[FFmpeg-devel] [PATCH 0/5][TESTERS WANTED] Improve startcode search

Sun Jun 2 01:47:14 EEST 2019

This patch is about improving the startcode search in
libavcodec/startcode.c; this is used by the H.264 and the VC-1 parsers.
(In this context, "startcode" always means the MPEG-1/2/4, H.264/5,
VC-1 startcode 0x00 0x00 0x01, potentially with another leading zero.)
There are currently three things to improve about it:

1. It doesn't really find startcodes, but searches for zeros and lets
the caller weed out the real startcodes from it. This leads to lots
(millions per GB of video parsed) of unnecessary function calls with the
accompanying overhead.
2. It uses a suboptimal pattern for its search; improving it can improve
performance.
3. If HAVE_FAST_UNALIGNED is false and there is no system-dependent
startcode search function available (ARMV6 is currently the only system
with its own search function), it resorts to checking each byte
one-by-one and is therefore very slow.

I have solved all these three issues. At first, I wanted to keep using
not necessarily aligned reads if HAVE_FAST_UNALIGNED is true, but my
benchmarks showed that even then aligned reads turned out to be
superior, so the new implementation uses aligned reads for all platforms
regardless of HAVE_FAST_ALIGNED. This allowed so simplify the code a
bit. You can take a look at the older version at [1].

The alignment check is actually simple: Make sure that a pointer, when
cast to uintptr_t, is divisible by 4 resp. 8. But given that the C
standard leaves the relationship between pointer and uintptr_t mostly
undefined (the only guarantee is that after casting a pointer to void to
uintptr_t and back to void* the result compares equal to the original
pointer) I'd encourage if someone tested this on systems where unaligned
accesses lead to crashes or to abysmal performance. It would also be
nice if someone could complement my x64 benchmarks with benchmarks for
other systems. (Remember: For benchmarks on ARM V6 one should comment
out lines 114-117 in libavcodec/arm/h264dsp_init_arm.c (and lines 31-34
in libavcodec/arm/vc1dsp_init_arm.c if one wants to test via the VC-1
parser) to disable the platform-specific startcode-search functions.
I am actually curious how my version fares against the hand-written
assembly version.)

One should not use a container like Matroska to test this, because
in this case every block contains a whole frame (so that the startcode
search isn't used in such situations). Use e.g. transport streams.
And when benchmarking, one should not benchmark calls to the
startcode_find_candidate function directly (because the current code
returns lots of false positives and this patchset changes this), but
rather the calls to h264_find_frame_end or to h264_parse. 

- Andreas

PS: Thanks to Mark for testing the earlier version [1] of this
patchset on an ARM device where (so he thought) unaligned accesses would
lead to (or rather: can be configured to) SIGBUS; although he has
encountered no issues with my patch, he thinks that the CPU fixes up
four byte unaligned accesses by itself whereas eight-byte unaligned
accesses trap as expected.
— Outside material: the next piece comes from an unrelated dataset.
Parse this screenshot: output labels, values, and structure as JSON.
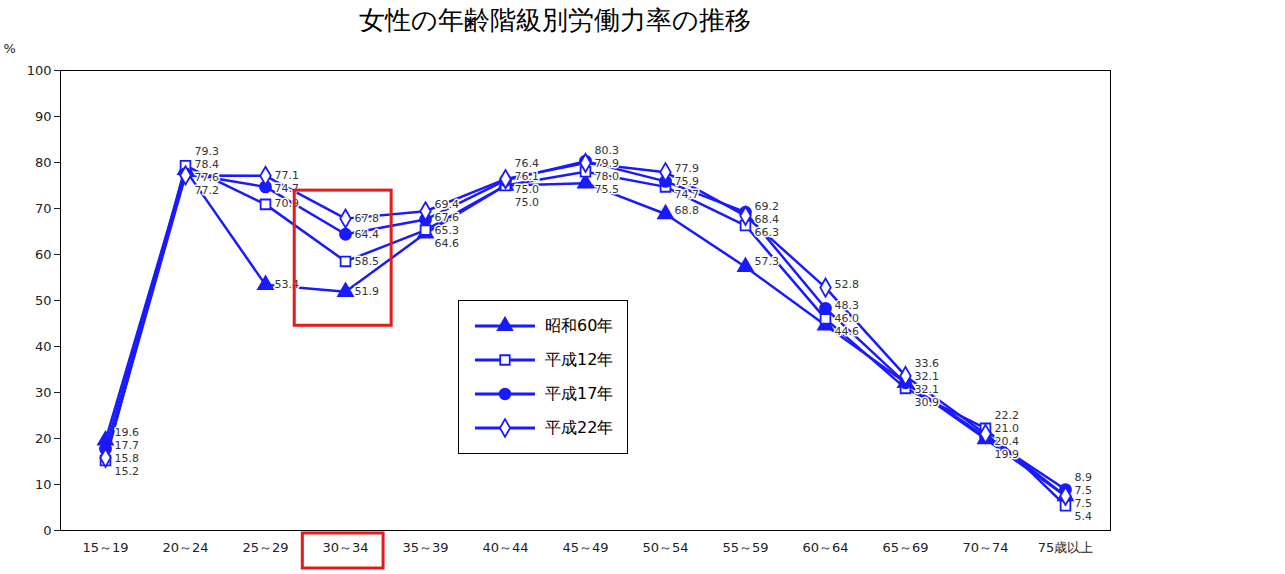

So further testing would be good.   

[1]: https://github.com/mkver/FFmpeg/commits/start_3

Andreas Rheinhardt (5):
  startcode: Use common macro
  startcode: Switch to aligned reads
  startcode: Stop overreading
  startcode: Don't return false positives
  startcode: Filter out non-startcodes earlier

 libavcodec/h264dsp.h   |   7 +--
 libavcodec/startcode.c | 128 ++++++++++++++++++++++++++++++++++-------
 libavcodec/vc1dsp.h    |   6 +-
 3 files changed, 112 insertions(+), 29 deletions(-)

-- 
2.21.0